Aber es handelt sich um eine Steigerung der Kriegsführung. Dass die einen
„Eskalation" sagen, weil eine neue Ebene der Kriegsführung betreten werde,
während die anderen diesen Begriff her bestreiten, weil Russland immer schon
tief in die Ukraine hinein geschossen hat, ist nicht so erheblich. Fakt ist, die
ukrainische Armee setzt neue (eigene?) Waffen in einer neuen Weise ein.

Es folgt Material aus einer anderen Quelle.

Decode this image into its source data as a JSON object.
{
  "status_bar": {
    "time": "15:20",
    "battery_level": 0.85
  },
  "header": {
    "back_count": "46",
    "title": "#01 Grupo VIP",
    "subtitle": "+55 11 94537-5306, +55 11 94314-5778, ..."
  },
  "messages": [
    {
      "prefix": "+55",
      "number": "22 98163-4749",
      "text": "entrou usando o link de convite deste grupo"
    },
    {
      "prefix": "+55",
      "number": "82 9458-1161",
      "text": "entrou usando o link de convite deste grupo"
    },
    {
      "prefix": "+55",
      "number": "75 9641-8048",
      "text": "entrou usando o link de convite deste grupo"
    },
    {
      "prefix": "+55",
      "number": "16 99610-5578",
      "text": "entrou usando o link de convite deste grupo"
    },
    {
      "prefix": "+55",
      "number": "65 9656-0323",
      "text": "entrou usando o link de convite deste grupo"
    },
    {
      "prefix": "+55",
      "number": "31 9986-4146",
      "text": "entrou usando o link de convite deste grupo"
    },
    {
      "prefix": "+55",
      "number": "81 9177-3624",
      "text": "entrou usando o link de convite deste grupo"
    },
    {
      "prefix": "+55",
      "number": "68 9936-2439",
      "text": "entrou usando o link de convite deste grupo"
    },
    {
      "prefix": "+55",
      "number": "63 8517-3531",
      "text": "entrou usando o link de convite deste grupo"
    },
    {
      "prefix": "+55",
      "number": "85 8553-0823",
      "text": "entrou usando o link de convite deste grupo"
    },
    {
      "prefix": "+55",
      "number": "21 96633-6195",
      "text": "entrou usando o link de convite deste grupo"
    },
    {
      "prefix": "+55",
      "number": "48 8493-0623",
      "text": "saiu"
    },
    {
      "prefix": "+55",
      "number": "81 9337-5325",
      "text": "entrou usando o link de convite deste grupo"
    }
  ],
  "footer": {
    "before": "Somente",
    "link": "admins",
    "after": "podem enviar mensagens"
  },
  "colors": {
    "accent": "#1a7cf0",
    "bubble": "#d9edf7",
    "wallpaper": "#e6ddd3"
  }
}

Und sie
will diese Art des Einsatzes verstärken, indem sie Waffen, die ihr mit Vorbehalt
geliefert wurden, nun auch in dieser Art einsetzen will.

Die USA haben sich vermutlich was dabei gedacht, dass sie bestimmte Einsätze
ihrer Waffen nicht genehmigt haben. Das hängt mit Abschreckung, mit atomarer
Abschreckung zusammen.

Niemand weiß vorher, wann jener Punkt überschritten ist, an dem Atomwaffen
eingesetzt werden. Niemand weiß deshalb vorher, was bloße Rhetorik ist, ab wann
die Rede todernst gemeint ist. Deshalb ein paar Gedanken zur „Abschreckung".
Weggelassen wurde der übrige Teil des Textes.